C’est un peu comme si j’étais revenue au niveau de septembre 2022. Mais sans la courbe montante et scintillante que je sentais alors percer dans mes os. C’est comme si j’avais, en deux ans, vécu une métamorphose. Je me suis agitée sur tous les plans, géographique, expérimental, théorique, directoral, familial, personnel, culturel, relationnel, et surtout écritural. J’ai accompli tout ce que je souhaitais accomplir – ou presque, il faut encore que j’écrive un papier et que je fasse tourner quelques simulations cet été. Remercié, je crois, toutes les personnes qui m’ont soutenue sur les jeunes chemins de ma vie. Je suis passée de la trentaine à la quarantaine. Je me sens numérologiquement plus posée, plus apaisée, et tranquille dans les responsabilités qui m’incombent, les éléments que je dois incarner. Je mesure pleinement ma chance.

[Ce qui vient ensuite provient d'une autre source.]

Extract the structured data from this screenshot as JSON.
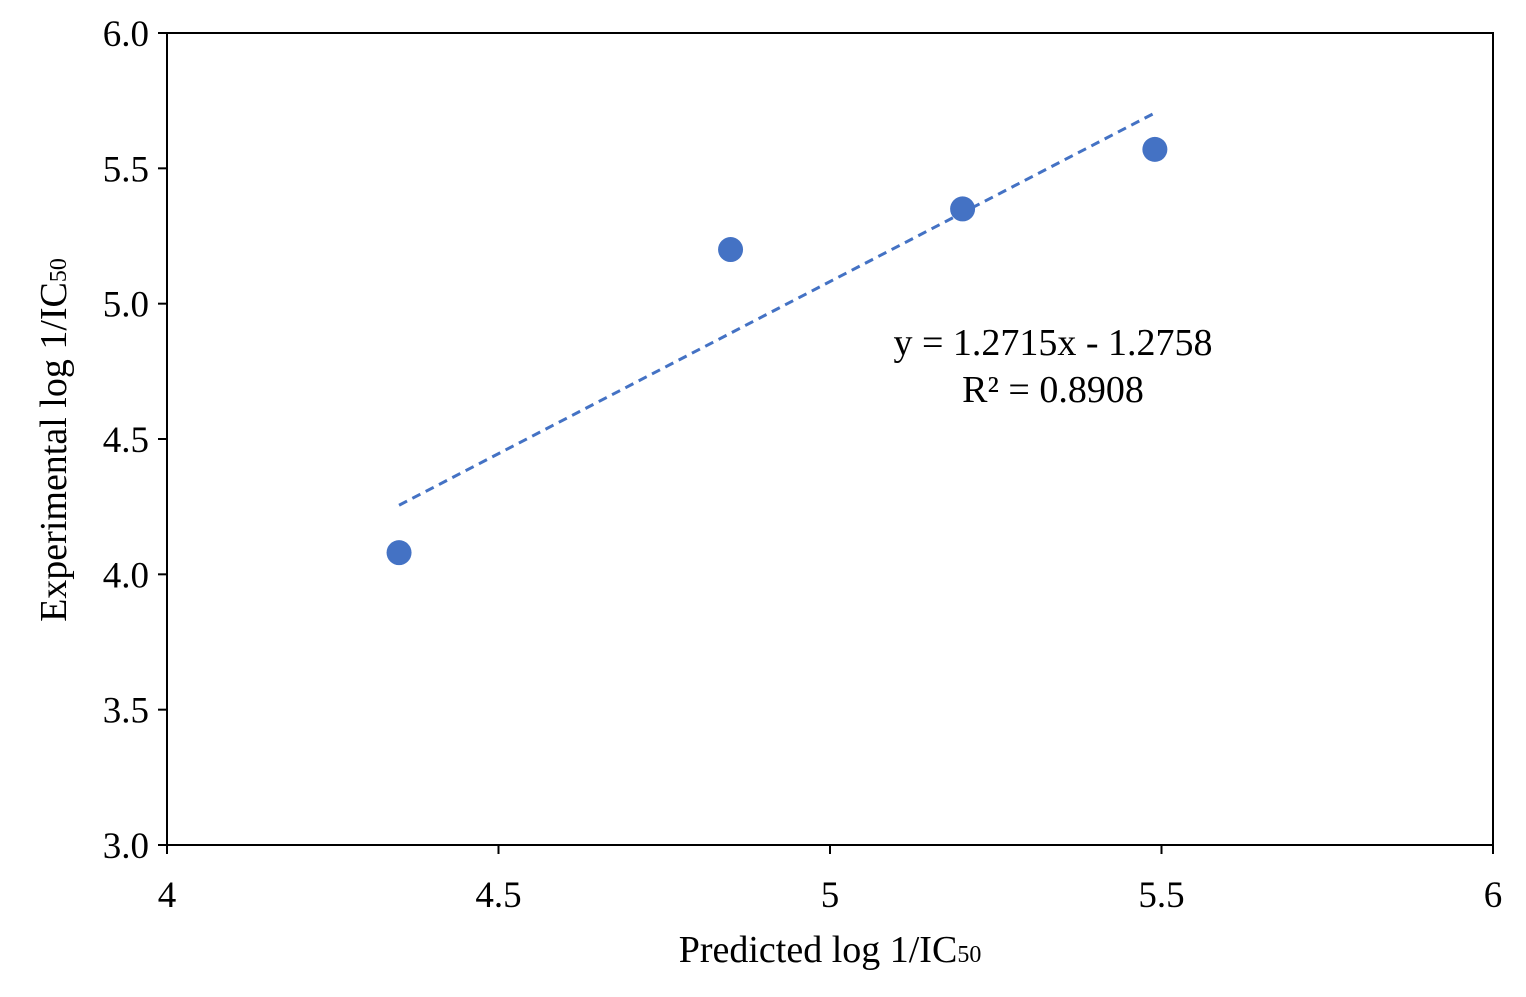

Mais je n’ai pas trouvé ce que je cherche (encore).

Son : Taylor Scott Davis, To Sing Of Love – A Triptych: II. Perilously, VOCES8 Foundation Orchestra, Jack Liebeck, Barnaby Smith.

La dame à la licorne : À mon seul désir. Musée national du Moyen Âge, Paris, entre 1484 et 1538.

Suavités

Assommante chaleur humide et collines appalachiennes éclatantes d’été vert sombre.
Nous cueillons des pêches bien mûres dans les vergers, et j’en mets plein mon chemisier.
Dans leurs chambres, les enfants jouent au restaurant, à l’école japonaise, Villa Lobos au piano.
Je me réfugie dans mes cafés climatisés, je réponds à des mails, je me dis qu’il faut relire et corriger mon livre. Qu’il faut que je fasse des figures pour l’article que je veux écrire. Je reçois des mots délectables d’un lecteur assidu de ces pages, qui donnent tant de sens à ces inepties dégoulinantes.
Des heures durant, je bavarde avec ma sœur, puis avec X., coincé dans un aéroport. Nous parlons bipolarité, natures humaines, EMDR, et de clubs libertins luxueux dans des caves à Paris. J’aime chez lui la pertinence de ses analyses, sa rationalité – sur lesquelles nous nous rejoignons – et malgré tout la sensibilité et le respect des humanités. Avec simplicité et sourire apaisé, il me conte les alentours du suicide de son ex-femme, les séances qui l’ont défait magiquement de sa culpabilité. C’était aussi d’une certaine façon l’objet de notre conversation avec ma sœur, pour qui les horizons s’ouvrent dans des traits sereins et colorés, malgré les innombrables complexités et difficultés inhérentes à la vie : l’optimisme, le positivisme, prendre et mettre en valeur la partie qui sourit.
Au réveil, j’écris à O. : « Merde, j’ai rêvé de toi. Le cauchemar ! » suivi d’un petit échange entremêlé de taf, de cœurs et de gentilles joutes.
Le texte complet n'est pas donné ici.